The admission came during questioning by OpenAI attorney William Savitt. When asked directly whether xAI had used distillation with OpenAI’s models, Musk responded, “Generally all the AI companies [do that].” When pressed for a direct answer, he confirmed: “Partly.” Asked more broadly whether OpenAI’s technology had been used to develop xAI, Musk said, “It is standard practice to use other AIs to validate your AI.”
Distillation is a technique in which a smaller AI model is trained to mimic the behavior of a larger, more capable one, making it cheaper and faster to run while preserving much of its performance.
The exchange is significant given OpenAI’s active efforts to prevent competitors from distilling its models.
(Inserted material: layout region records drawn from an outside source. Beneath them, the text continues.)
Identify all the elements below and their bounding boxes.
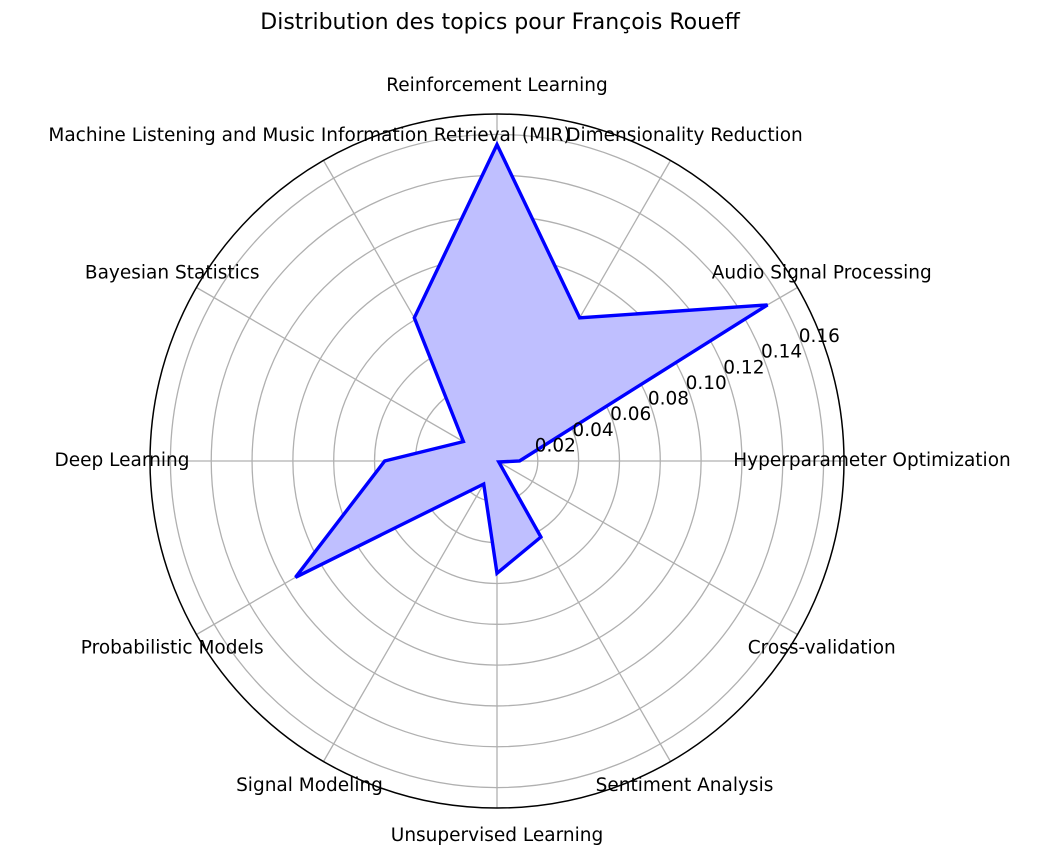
r-tick-label-7: 0.14 <box>761 342 802 363</box>
category-label-hyperparameter-optimization: Hyperparameter Optimization <box>733 450 1010 471</box>
category-label-reinforcement-learning: Reinforcement Learning <box>386 75 607 96</box>
series-layer <box>294 140 769 579</box>
r-tick-label-6: 0.12 <box>723 357 764 378</box>
grid-spoke-9 <box>322 460 498 762</box>
r-tick-label-1: 0.02 <box>535 435 576 456</box>
series-1-area <box>295 144 768 578</box>
category-label-probabilistic-models: Probabilistic Models <box>81 638 264 659</box>
radial-tick-labels: 0.020.040.060.080.100.120.140.16 <box>535 326 840 456</box>
category-label-bayesian-statistics: Bayesian Statistics <box>85 263 260 284</box>
category-label-audio-signal-processing: Audio Signal Processing <box>712 263 932 284</box>
category-label-cross-validation: Cross-validation <box>748 638 896 659</box>
series-1-line <box>294 140 769 579</box>
category-label-dimensionality-reduction: Dimensionality Reduction <box>566 125 803 146</box>
chart-title: Distribution des topics pour François Ro… <box>260 10 740 35</box>
grid-spoke-6 <box>196 286 498 462</box>
polar-frame <box>149 113 845 809</box>
category-label-unsupervised-learning: Unsupervised Learning <box>391 825 603 846</box>
category-label-machine-listening-and-music-information-retrieval-mir: Machine Listening and Music Information … <box>48 125 570 146</box>
r-tick-label-3: 0.06 <box>610 404 651 425</box>
r-tick-label-8: 0.16 <box>799 326 840 347</box>
category-labels: Hyperparameter Optimization Audio Signal … <box>48 75 1010 846</box>
grid-spoke-12 <box>496 460 798 636</box>
category-label-deep-learning: Deep Learning <box>55 450 190 471</box>
category-label-signal-modeling: Signal Modeling <box>236 775 383 796</box>
category-label-sentiment-analysis: Sentiment Analysis <box>596 775 774 796</box>
r-tick-label-2: 0.04 <box>572 420 613 441</box>
r-tick-label-4: 0.08 <box>648 389 689 410</box>
r-tick-label-5: 0.10 <box>686 373 727 394</box>
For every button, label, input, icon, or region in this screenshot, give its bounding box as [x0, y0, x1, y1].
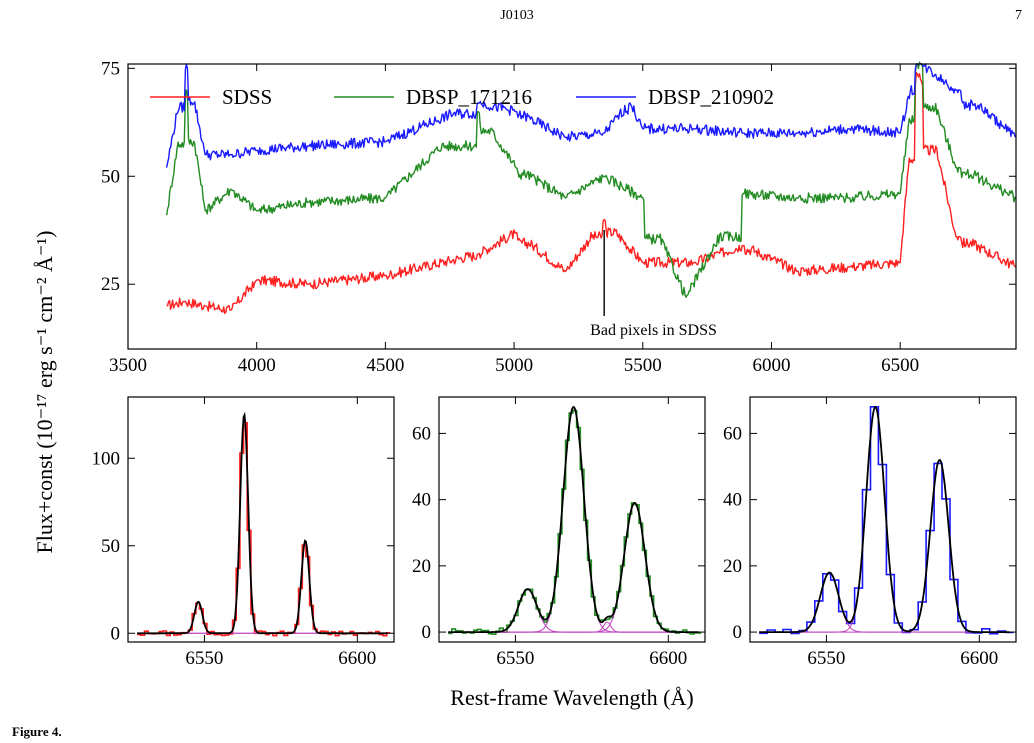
panel-halpha-dbsp-171216: 6550 6600 0 20 40 60 — [412, 396, 706, 669]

In a February 2026 memo to a House committee, OpenAI stated it had “taken steps to protect and harden our models against distillation,” citing concerns about Chinese AI labs — specifically DeepSeek — appropriating American AI development. The Trump administration has also weighed in, with White House science and technology policy director Michael Kratsios announcing in an April 2026 memo that the government would share information with U.S. AI companies about foreign distillation attempts.
The broader competitive landscape has grown increasingly restrictive. In August 2025, Anthropic blocked OpenAI’s access to its Claude coding models after alleging terms-of-service violations. Anthropic has since also cut off xAI from using its models for coding.
Musk’s cross-examination, which has spanned multiple days, has also covered his alleged attempts to assume control of OpenAI and, separately, to undermine it by withholding funding and recruiting its researchers. OpenAI and xAI did not respond to requests for comment.